Alors qu’elle affecte des millions de personnes dans le monde, avec une « charge de morbidité concentrée dans les pays à faible revenu et à revenu intermédiaire », la drépanocytose reste une pathologie « négligée dans l'agenda mondial » et « souvent ignorée en tant que maladie génétique rare », est-il déploré dans un édito qui accompagne une série d’articles d’une nouvelle commission du « Lancet Haematology ». Cette dernière lance un appel pour « un engagement politique, des investissements et des partenariats » afin de s’attaquer au fardeau mondial de cette maladie.
« Alors que la majorité des principales causes de décès diminuent, le nombre de décès dus à la drépanocytose augmente à l'échelle mondiale. Les coûts nécessaires pour réduire le risque de drépanocytose sont hors de portée de la plupart des individus en Afrique subsaharienne et en Inde, où la maladie est la plus répandue - ils doivent être directement financés par les gouvernements, juge le Dr Frédéric Piel de l’Imperial College London et président de la commission.

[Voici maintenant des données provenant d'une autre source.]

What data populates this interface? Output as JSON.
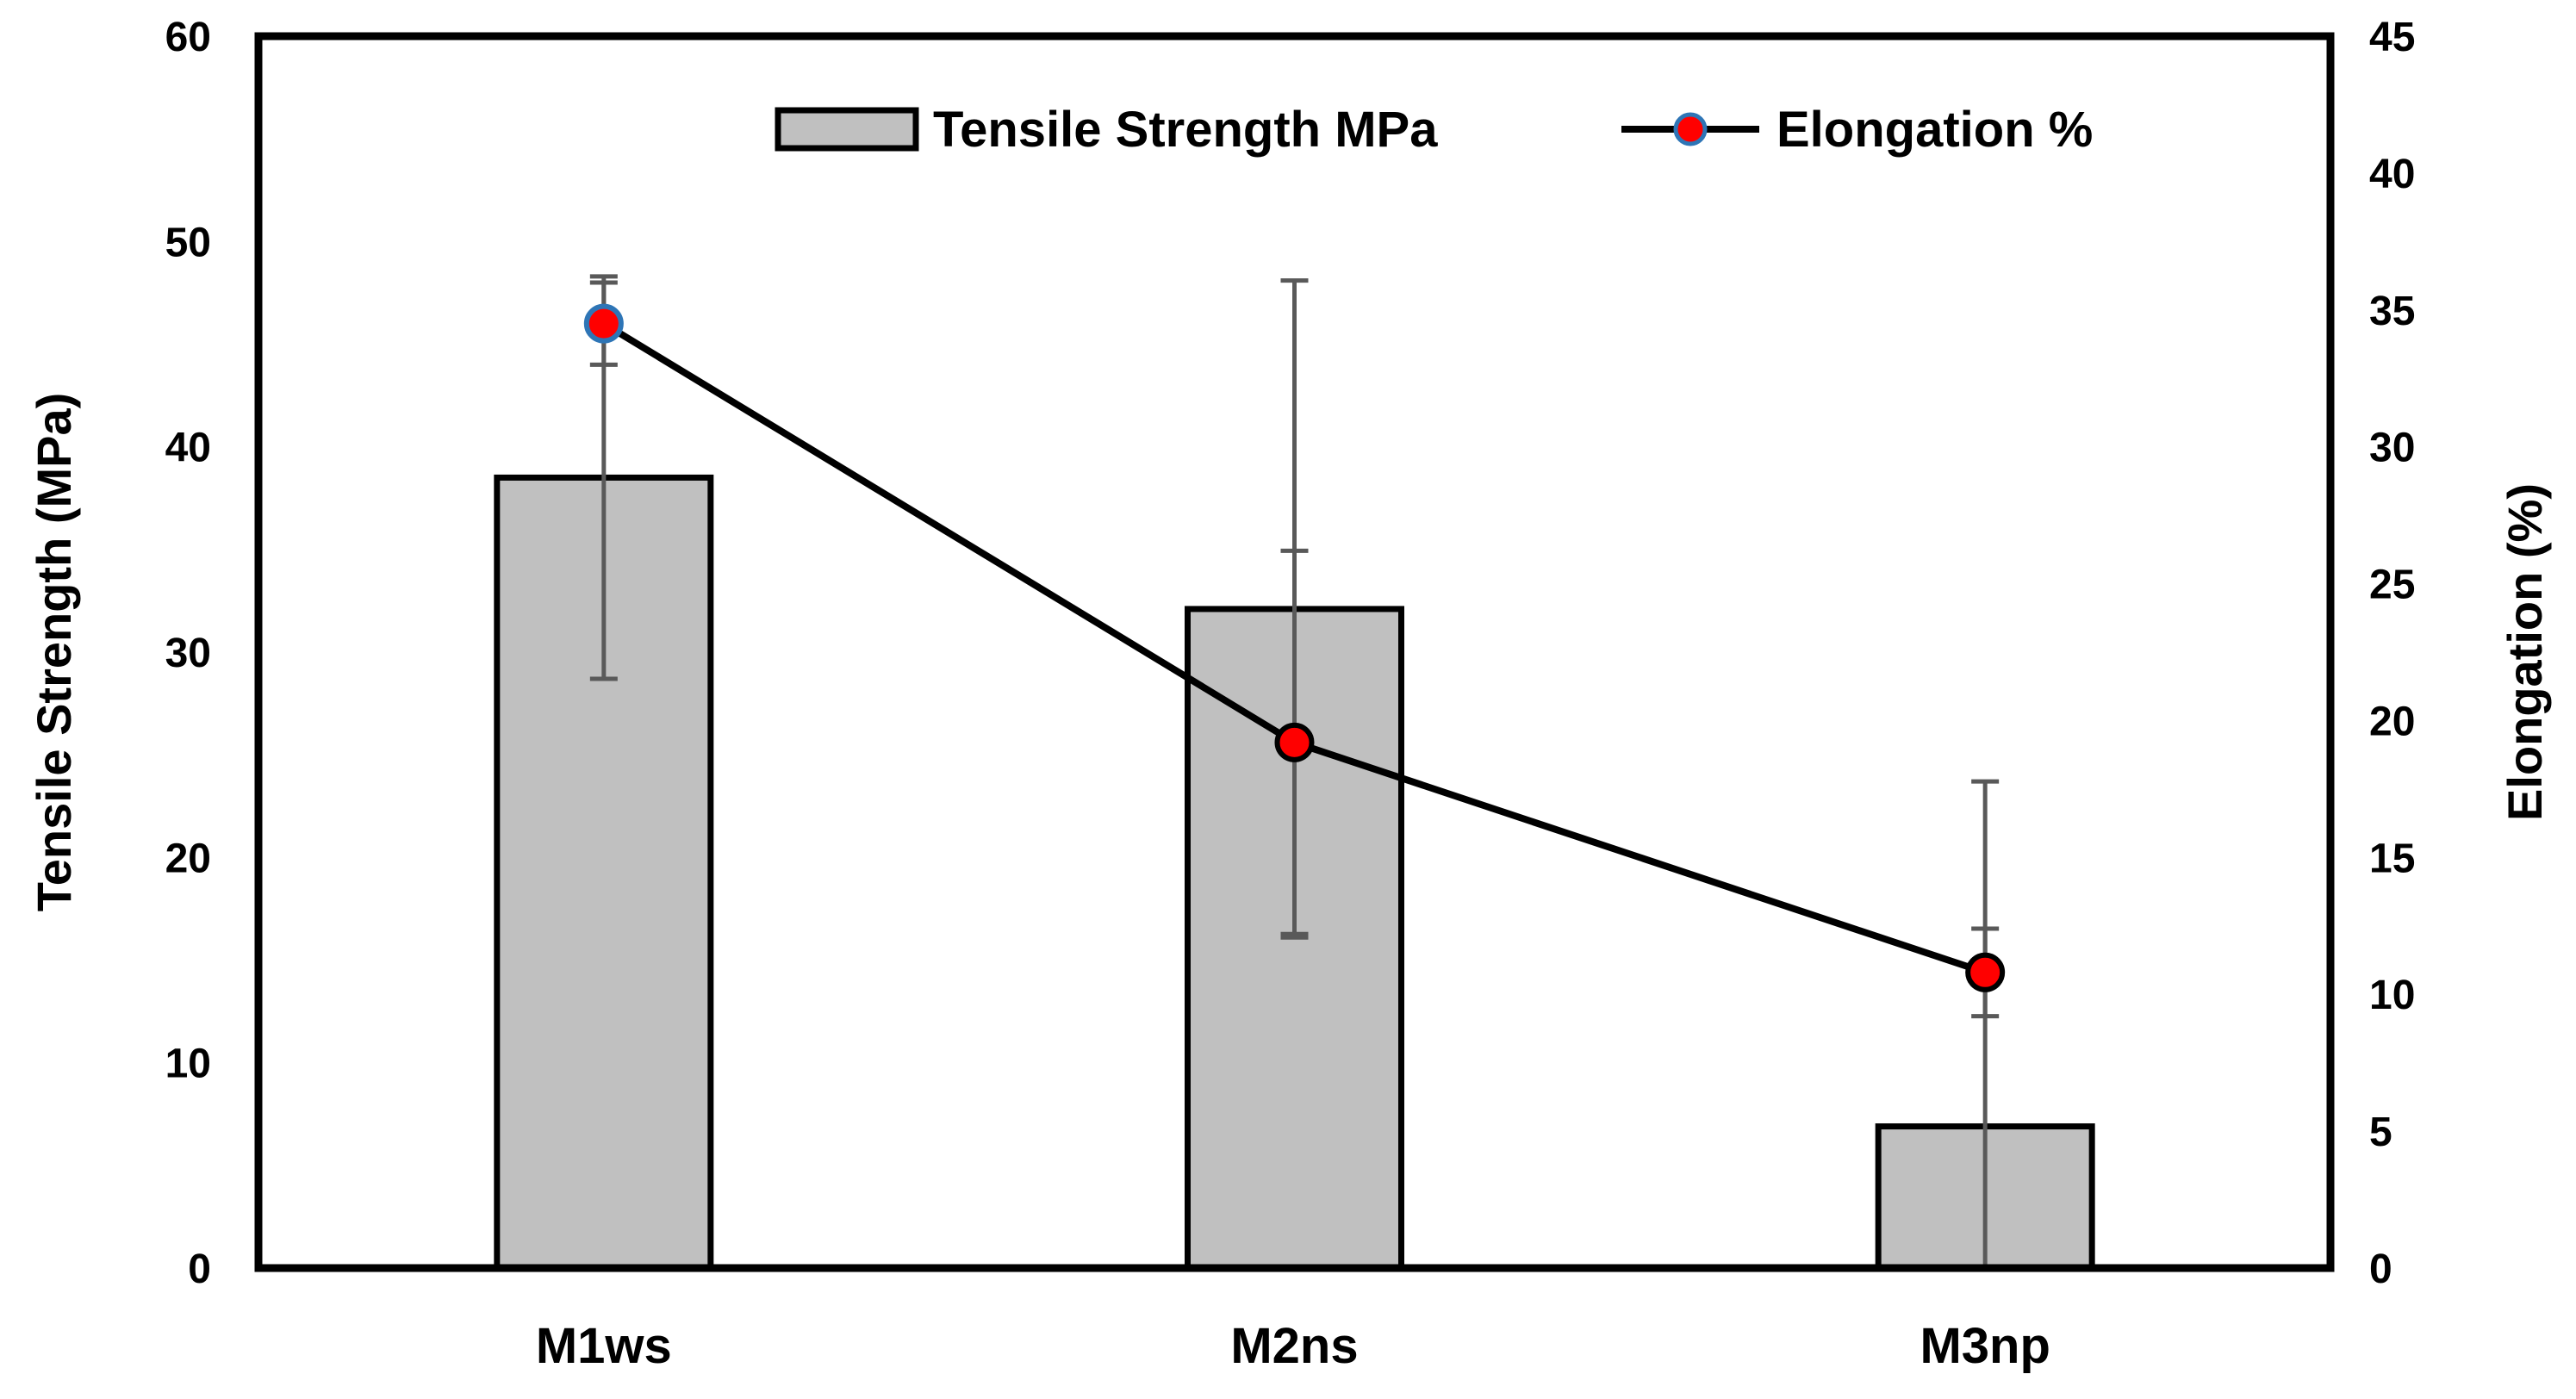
{
  "chart_data": {
    "type": "bar+line",
    "categories": [
      "M1ws",
      "M2ns",
      "M3np"
    ],
    "series": [
      {
        "name": "Tensile Strength MPa",
        "type": "bar",
        "axis": "left",
        "values": [
          38.5,
          32.1,
          6.9
        ],
        "error": [
          9.8,
          16.0,
          16.8
        ],
        "fill": "#c0c0c0",
        "stroke": "#000000"
      },
      {
        "name": "Elongation %",
        "type": "line",
        "axis": "right",
        "values": [
          34.5,
          19.2,
          10.8
        ],
        "error": [
          1.5,
          7.0,
          1.6
        ],
        "marker_fill": "#ff0000",
        "marker_stroke_first": "#2e75b6",
        "marker_stroke": "#000000",
        "line_color": "#000000"
      }
    ],
    "y_left": {
      "label": "Tensile Strength (MPa)",
      "lim": [
        0,
        60
      ],
      "ticks": [
        "0",
        "10",
        "20",
        "30",
        "40",
        "50",
        "60"
      ]
    },
    "y_right": {
      "label": "Elongation (%)",
      "lim": [
        0,
        45
      ],
      "ticks": [
        "0",
        "5",
        "10",
        "15",
        "20",
        "25",
        "30",
        "35",
        "40",
        "45"
      ]
    },
    "legend_position": "top",
    "grid": false,
    "errorbar_color": "#595959"
  }
}
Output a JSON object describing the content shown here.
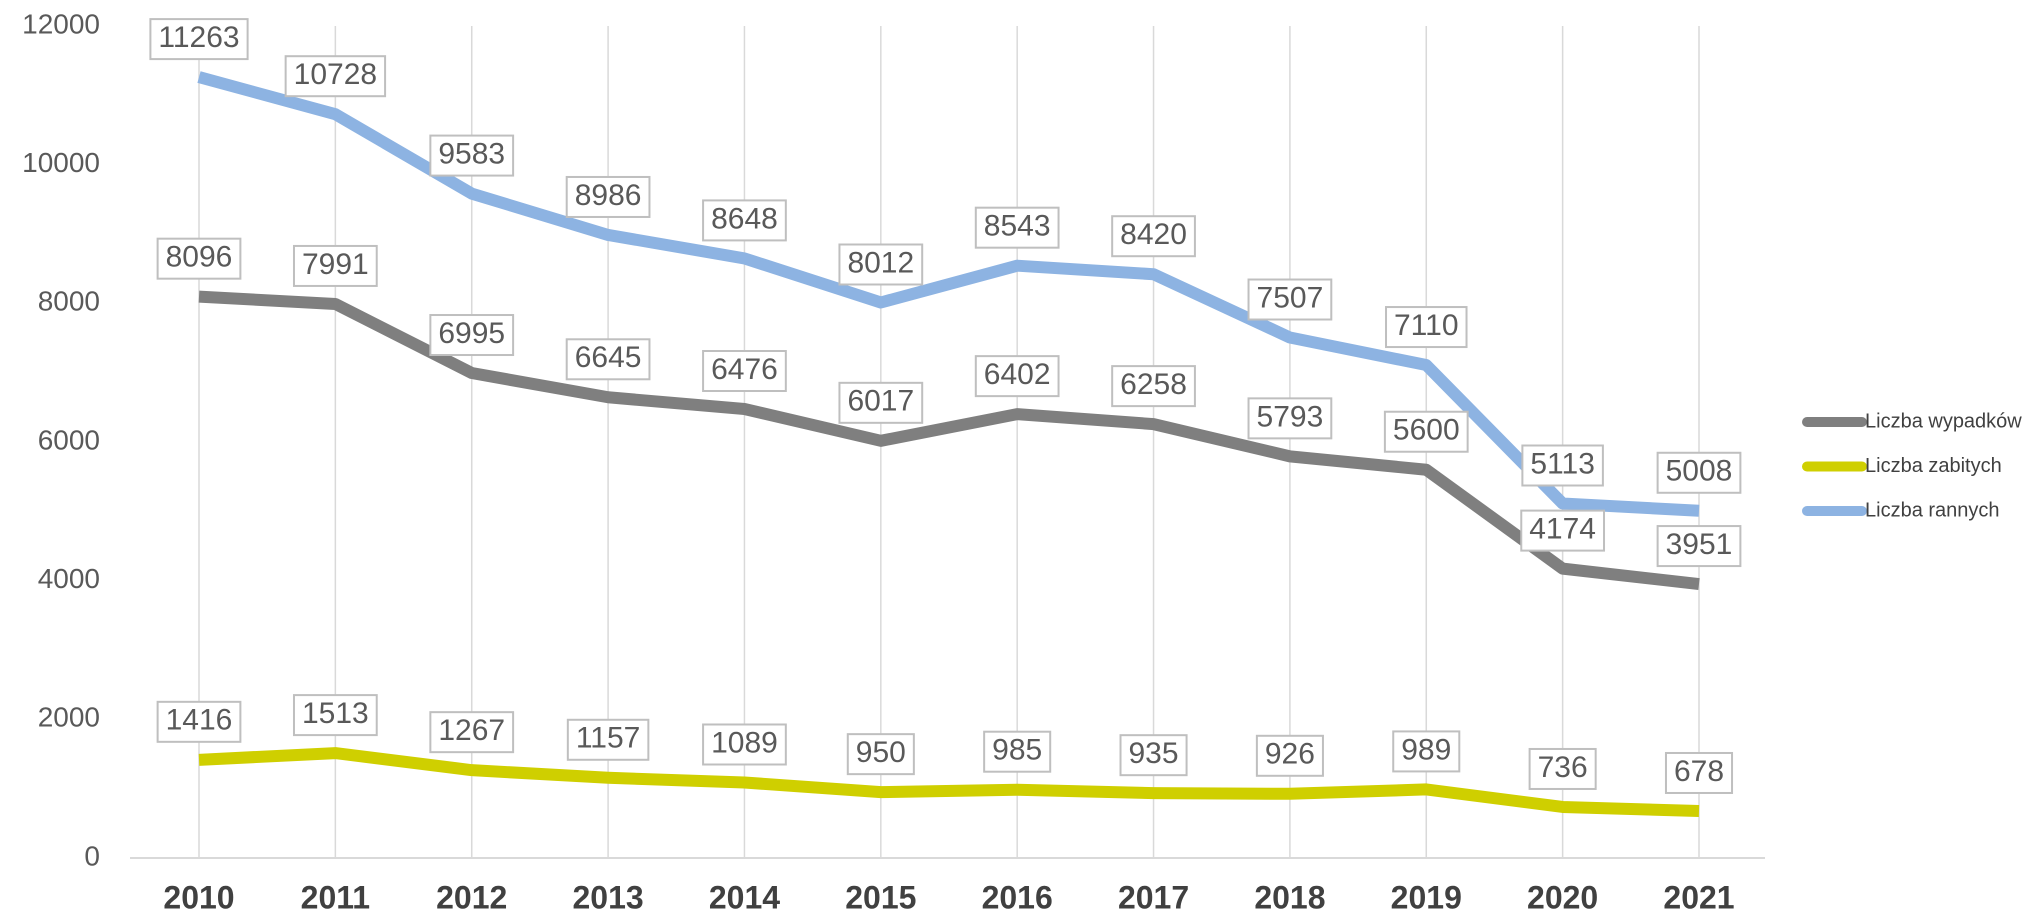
{
  "chart_data": {
    "type": "line",
    "categories": [
      "2010",
      "2011",
      "2012",
      "2013",
      "2014",
      "2015",
      "2016",
      "2017",
      "2018",
      "2019",
      "2020",
      "2021"
    ],
    "series": [
      {
        "name": "Liczba wypadków",
        "color": "#7f7f7f",
        "values": [
          8096,
          7991,
          6995,
          6645,
          6476,
          6017,
          6402,
          6258,
          5793,
          5600,
          4174,
          3951
        ]
      },
      {
        "name": "Liczba zabitych",
        "color": "#cfcf00",
        "values": [
          1416,
          1513,
          1267,
          1157,
          1089,
          950,
          985,
          935,
          926,
          989,
          736,
          678
        ]
      },
      {
        "name": "Liczba rannych",
        "color": "#8db3e2",
        "values": [
          11263,
          10728,
          9583,
          8986,
          8648,
          8012,
          8543,
          8420,
          7507,
          7110,
          5113,
          5008
        ]
      }
    ],
    "ylim": [
      0,
      12000
    ],
    "yticks": [
      0,
      2000,
      4000,
      6000,
      8000,
      10000,
      12000
    ],
    "legend": "right"
  }
}
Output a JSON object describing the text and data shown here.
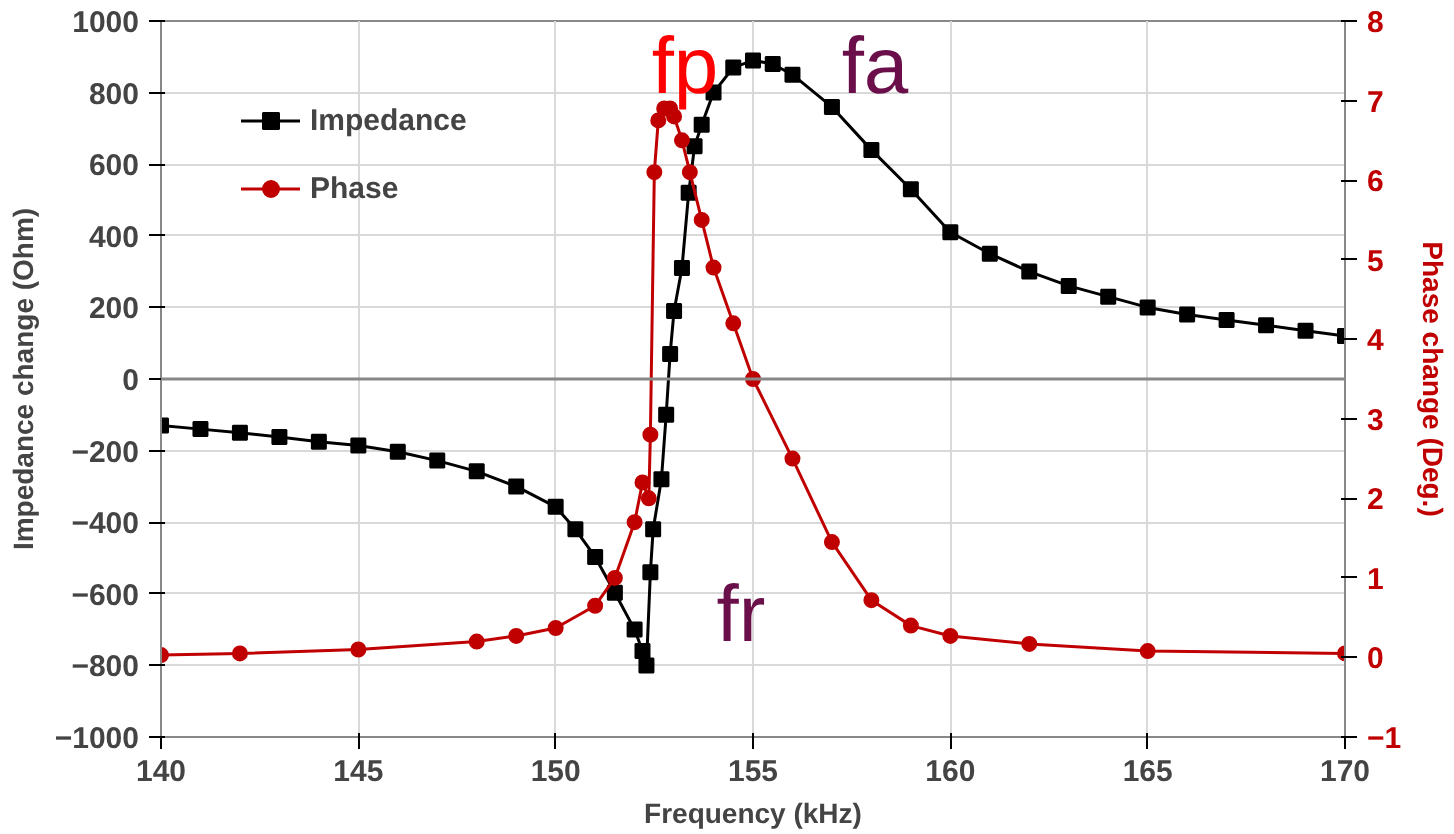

Avec un engagement adéquat des gouvernements, les changements identifiés par notre commission sont réalisables et amélioreront la vie des personnes atteintes de drépanocytose dans le monde entier. »
7,74 millions de personnes atteintes dans le monde en 2021
Une des études publiées le 11 juillet propose une estimation de la prévalence mondiale de la drépanocytose et du poids de la mortalité de 2000 à 2021. Sur la période, les taux d'incidence nationaux étaient « relativement stables », mais le nombre total de naissances de bébés atteints de drépanocytose a augmenté globalement de 13,7 %, pour atteindre 515 000 cas, « principalement en raison de la croissance démographique dans les Caraïbes et en Afrique subsaharienne occidentale et centrale », est-il souligné.
Dans le monde, la population vivant avec la drépanocytose a augmenté de 41,4 %, passant de 5,46 millions en 2000 à 7,74 millions en 2021. Et, 376 000 décès liés à la drépanocytose ont été enregistrés dans le monde en 2021, dont 81 000 chez des enfants de moins de cinq ans.
La drépanocytose représente ainsi un enjeu de santé publique mondiale, auquel sont associés « également d'importants coûts économiques et sociaux à l'échelle mondiale ». L’Organisation mondiale de la santé (OMS) a ainsi déclaré la drépanocytose comme priorité de santé publique en 2006, et la 76e Assemblée mondiale de la santé a lancé une Coalition mondiale.
Mais, « le sort des personnes atteintes de drépanocytose semble particulièrement injuste », souligne la commission. Alors que des « interventions simples et efficaces pour réduire la mortalité et la morbidité associées à la drépanocytose sont disponibles », le principal obstacle « est associé aux inégalités affectant les populations de patients ».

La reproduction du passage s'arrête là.